U.S. Bank CEO Sentenced for Soliciting a Position in Trump Administration

Published: 10 February 2022

Briberry The scheme began in July 2016 when Manafort sought millions of dollars from Calk’s bank. (Photo: Max Pixel, License)

By Henry Pope

An American bank CEO guilty of bribing the former head of Donald Trump’s presidential campaign to secure a senior position in the presidential administration was sentenced to one year and one day in prison, the U.S. Department of Justice (DOJ) reported on Monday.

Former chairman and chief executive officer of The Federal Savings Bank, Stephen M. Calk was convicted in July last year of financial institution bribery; he used his position as the head of the federally-insured bank to issue high-risk loans worth US$16 million to Paul Manafort—who chaired Trump’s presidential campaign between June and August 2016—in exchange for the chance to obtain a high-profile appointment in the administration.

It was his intention to buy Manafort’s influence within Trump’s inner circle in order to have his name put forward for a list of government positions he desired.

“Calk used the federally-insured bank he ran as his personal piggybank to try and buy himself prestige and power,” said Manhattan U.S. Attorney Audrey Strauss.

Specifically, he had his mind set on several high-profile and highly-influential appointments including but not limited to Secretary of the Treasury, Secretary of Commerce, Secretary of Defense, as well as 19 ambassadorships that included the United Kingdom, France, Germany, and Italy.

While Calk did manage to obtain an interview for Under Secretary of the Army in January 2017, he was not chosen for the position and his bribery scheme was ultimately for naught. Moreover, the bank incurred a multimillion-dollar loss when Manafort eventually defaulted on the loans.

The scheme began in July 2016 when Manafort sought millions of dollars from Calk’s bank.

Authorities report that “Calk understood that Manafort urgently needed these loans in order to terminate or avoid foreclosure proceedings on multiple properties owned by Manafort and Manafort’s family.”

There were reportedly several red flags that came up from Manafort’s loan applications, not the least of which was his history of defaulting on prior loans.

Seeing Manafort in a position of weakness, Calk reached out to Manafort and offered to extend him $16 million on behalf of the bank and of Calk’s Chicago-based holding company, National Bancorp Holdings, of which he owned 67 percent and was its chairman, CEO, and owner.

For the bank to approve a loan of that size by itself would have violated its legal limit on loans to a single borrower, which explains why Calk brought his holding company into the fold to assume a portion of the risk.

This manoeuvre reportedly had never been performed by anyone at the bank before, according to the DOJ.

While these loans were pending approval, he forwarded Manafort a ranked list of the government positions he desired.

Calk also lied about details within the loan applications to the Office of the Comptroller of the Currency (OCC) in order to conceal the unlawful nature of his bribery scheme.

For example, he falsely told OCC regulators that he was unaware of any foreclosures on Manafort’s properties prior to the issuance of the loans.

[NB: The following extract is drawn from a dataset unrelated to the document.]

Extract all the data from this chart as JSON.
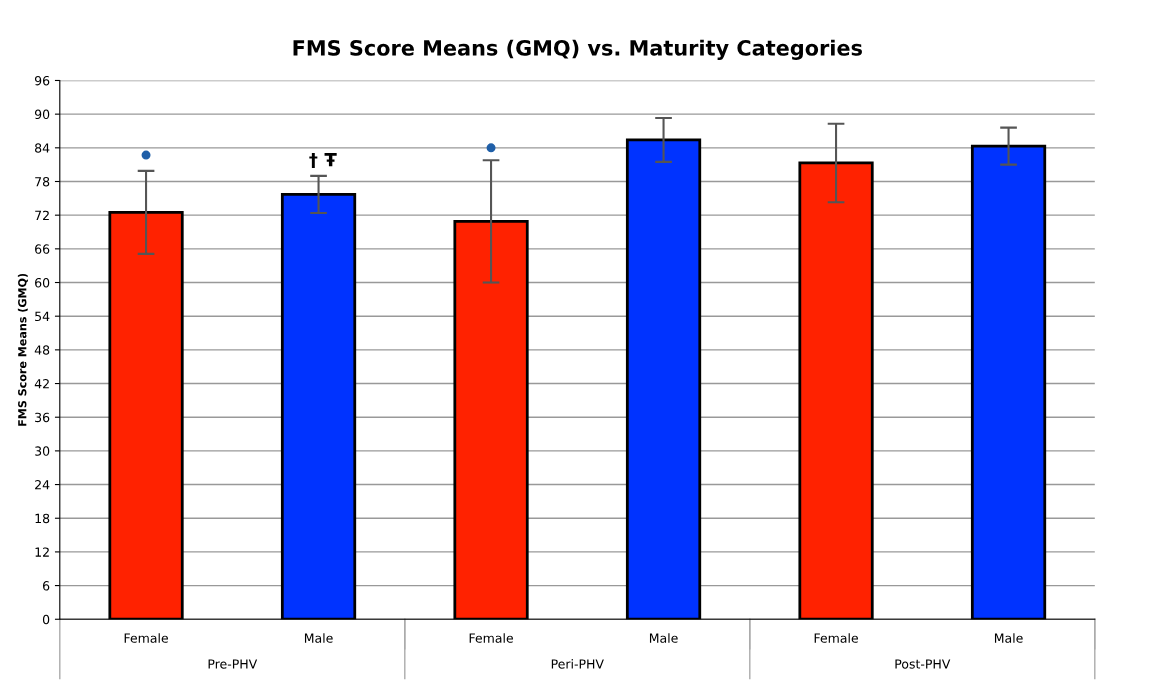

More glaringly, he stated that he did not desire a position in former President Trump's administration.

As a result of these lies, the bank’s credit committee conditionally approved Manafort for a proposed loan of $9.5 million in the summer of 2016. In an instant, Manafort had formed the single largest lending relationship on the bank’s books.

Days later, Manafort began to make good on his promise as he appointed Calk to a prestigious economic advisory committee affiliated with the Trump campaign, according to the DOJ.

And then in late 2016, shortly after Trump was elected the 45th president of the United States, Manafort reportedly “used his influence with the presidential transition team to assist Calk” by recommending him for an official position within the administration.

In repentance for his crimes, the courts sentenced Calk to serve one year and one day in prison as well as pay $1.25 million in fines. After his prison term ends, he will also serve two years of supervised release and commit to 800 hours of community service.

Manafort himself was convicted in August 2018 of bank fraud and tax fraud in an unrelated case. However, he was pardoned by Trump in December 2020, weeks before his presidential term of office expired.